Lo escribió en aviones, trenes, salas de espera, bares, tiempos muertos en medio de rodajes, a lo largo de los dieciocho últimos años de su vida y con una constancia kafkiana, a razón casi de una entrada por día. Ese encarnizamiento -que Ruiz, elegante como era, jamás exhibe como tal en su diario, donde prefiere pavonear una "vida de jubilado"- explica la masa de veinticinco cuadernos y tres mil quinientas páginas manuscritas que conformaban el material original, muchas de ellas ilegibles, y los tres años que le llevó a Bruno Cúneo, responsable absoluto de la versión que acaba de publicar la editorial de la Universidad Diego Portales de Chile, descifrarlas, desmalezarlas y ordenarlas en las extraordinarias mil doscientas que podemos leer hoy en los dos tomos de Diario. Notas, recuerdos y secuencias de cosas vistas.
Nada de todo esto merecería más espacio que el de una nota al pie en alguna edición del Guinness (cosa que a Ruiz, recordman recalcitrante, por otro lado, no le hubiera disgustado en absoluto) si la cantidad y la duración, y el lazo no siempre razonable que hay entre una y otra, no fueran dos de las cosas que más obsesionaban a Ruiz, un coleccionista amateur cuyo álbum de ideas fijas, a la vez heteróclito y riguroso, incluía entre otras cosas la numismática, las controversias teológicas, las trufas, las paradojas del espaciotiempo, las estilográficas, las primeras ediciones, la filosofía china y el misterio técnico-místico por el cual toda película, aun la más elemental, la más esclava de la "teoría del conflicto central", como llamaba Ruiz al exasperante dogma narrativo de Hollywood, siempre está preñada o poseída por otra, tan visible o invisible pero tan influyente y perturbadora como un espectro para con la casa incauta que ronda. Ruiz dice que escribe el diario a modo de ayudamemoria. La tesis suena verosímil en alguien que, víctima de su propia, insólita fertilidad artística, confesaba que "ya se me confunden todas mis películas". Más discutible suena a la luz de su reconocida capacidad mnémica, que le permitía citar de memoria, sin margen de error, a poetas provenzales leídos y enterrados cuarenta años atrás.

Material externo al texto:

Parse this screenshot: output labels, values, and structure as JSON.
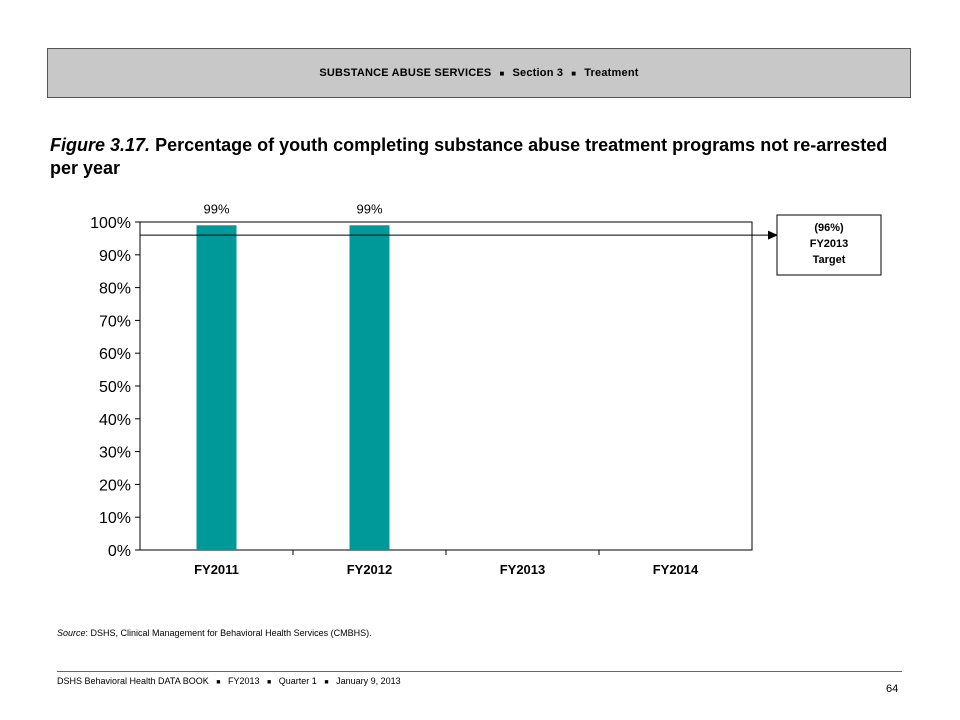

En rigor, el ethos del Ruiz diarista parece menos ligado a la función archivo que a la disciplina, incluso a la gimnástica -todo el diario, de hecho, "documenta" la mutación que sufre la práctica de escritura de Ruiz con el tránsito de la máquina de escribir a la computadora, a la que resistió hasta el final, y el papel extraño, de testigos anacrónicos, que desempeñan la mano y la artesanía manuscrita en ese trance-, y a dos matrices clásicas del género: el asiento contable y el parte médico.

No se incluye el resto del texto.